Harder Issues where we Need Hypotheses
Now we try something harder that does not even have a stack trace:
Sometimes I have an issue on Production and the database is not responding with the results I would expect. Please help me. It's in the area of races. Sometimes it looks like there is just no connection to the DB.
How will CoPilot handle that?

We see that it helped telling in the SKILL.md that there should be no guesses. Thanks to those hypotheses listed we can deliver more evidence first before aimlessly trying to solve an unclear issue.
Consequences of Having a Debug Skill
For me mainly two aspects were important:
- There’s a well defined debug procedure that allows to use AI.
- But on the other hand, AI debugging should be kept inside some boundaries.

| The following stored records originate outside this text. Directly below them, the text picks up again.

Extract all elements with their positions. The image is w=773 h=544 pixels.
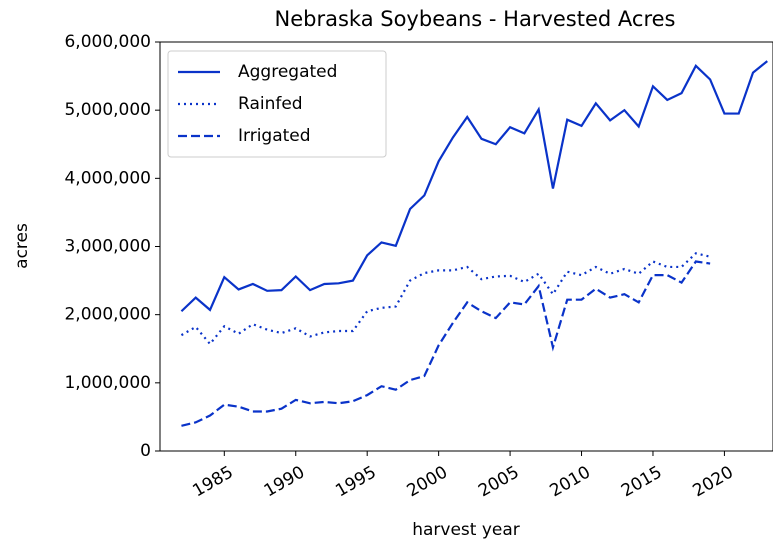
series-line [181,260,711,427]
x-tick-label: 2010 [547,462,594,501]
legend-label: Rainfed [238,94,303,114]
chart-title: Nebraska Soybeans - Harvested Acres [275,7,676,31]
legend-box [167,50,387,158]
x-tick-label: 2015 [618,462,665,501]
x-axis-label: harvest year [412,520,520,540]
y-axis-label: acres [12,223,32,269]
x-tick-label: 2020 [689,462,736,501]
y-tick-label: 2,000,000 [64,305,151,325]
y-tick-label: 3,000,000 [64,237,151,257]
x-tick-label: 1995 [332,462,379,501]
y-tick-label: 5,000,000 [64,100,151,120]
legend-label: Aggregated [238,62,337,82]
plot-frame [159,41,773,452]
y-tick-label: 0 [140,441,151,461]
x-tick-label: 1985 [189,462,236,501]
series-line [180,252,711,346]
series-line [180,60,768,313]
y-tick-label: 6,000,000 [64,32,151,52]
x-tick-label: 2005 [475,462,522,501]
legend-label: Irrigated [238,126,311,146]
x-tick-label: 2000 [404,462,451,501]
y-tick-label: 4,000,000 [64,168,151,188]
y-tick-label: 1,000,000 [64,373,151,393]
x-tick-label: 1990 [261,462,308,501]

We all know that LLMs and coding agents try to always find a solution. I have seen coding agents iterating forever to find an issue. With above solution I wanted to prevent this endless loop of stupidly trying to solve and issue that might not even be in the context of the application. That is why the stopping condition is very important. The hypotheses and the collection of more evidence help to pinpoint the issue.
Developers will use AI to debug. That is guaranteed. I still believe that there should be a general understanding of issues. This helps to steer the agent better for further changes. That is why I also wanted a diagram as output. The diagram should explain the problem such that the develop understands in a few seconds what was happening.